E’ consigliabile assumerlo non come integratore, ma direttamente dagli alimenti che lo contengono come broccoli e cavoli. L’Olio di nigella sativa o cumino nero, la Menta campestre e Menta piperita, il Succo di olivello spinoso, i semi di Cardo mariano proteggono il fegato in caso di esposizione a sostanze chimiche radioattive. L-cisteina aiuta il fegato a eliminare le sostanze chimiche. Si trova in vari alimenti, soprattutto in quelli proteici come carne e uova, ma è presente anche negli spinaci, broccoli e cavoletti di Bruxelles, pomodori, carote, patate, rape, riso integrale; nei peperoni rossi, aglio, avena e germe di grano.

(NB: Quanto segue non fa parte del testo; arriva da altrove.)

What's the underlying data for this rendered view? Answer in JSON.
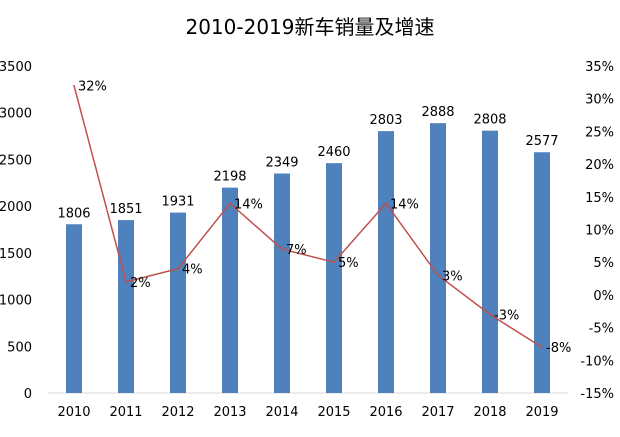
{
  "chart_data": {
    "type": "bar+line",
    "title": "2010-2019新车销量及增速",
    "categories": [
      "2010",
      "2011",
      "2012",
      "2013",
      "2014",
      "2015",
      "2016",
      "2017",
      "2018",
      "2019"
    ],
    "series": [
      {
        "type": "bar",
        "axis": "left",
        "values": [
          1806,
          1851,
          1931,
          2198,
          2349,
          2460,
          2803,
          2888,
          2808,
          2577
        ],
        "labels": [
          "1806",
          "1851",
          "1931",
          "2198",
          "2349",
          "2460",
          "2803",
          "2888",
          "2808",
          "2577"
        ],
        "color": "#4f81bd"
      },
      {
        "type": "line",
        "axis": "right",
        "values": [
          32,
          2,
          4,
          14,
          7,
          5,
          14,
          3,
          -3,
          -8
        ],
        "labels": [
          "32%",
          "2%",
          "4%",
          "14%",
          "7%",
          "5%",
          "14%",
          "3%",
          "-3%",
          "-8%"
        ],
        "color": "#c0504d"
      }
    ],
    "left_axis": {
      "ylim": [
        0,
        3500
      ],
      "ticks": [
        "0",
        "500",
        "1000",
        "1500",
        "2000",
        "2500",
        "3000",
        "3500"
      ]
    },
    "right_axis": {
      "ylim": [
        -15,
        35
      ],
      "ticks": [
        "-15%",
        "-10%",
        "-5%",
        "0%",
        "5%",
        "10%",
        "15%",
        "20%",
        "25%",
        "30%",
        "35%"
      ]
    },
    "grid": false,
    "legend": "none"
  }
}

Sono considerati antiinfiammatori e protettivi contro le radiazioni anche gli acidi grassi Omega 3, contenuti nel salmone, nel maccarello e nelle sardine; nell’olio purificato di pesce, nei semi di lino, di chia e di canapa e noci. Insomma, l’elenco potrebbe essere lunghissimo, ma il concetto che voglio fare passare è che il cibo, quando fresco e naturale, può veramente diventare un ottimo strumento di protezione, ma da solo non basta, ci vuole anche un po' di buon senso per evitare che l’uso eccessivo e inopportuno di tutta la tecnologia si trasformi in un’arma a doppio taglio.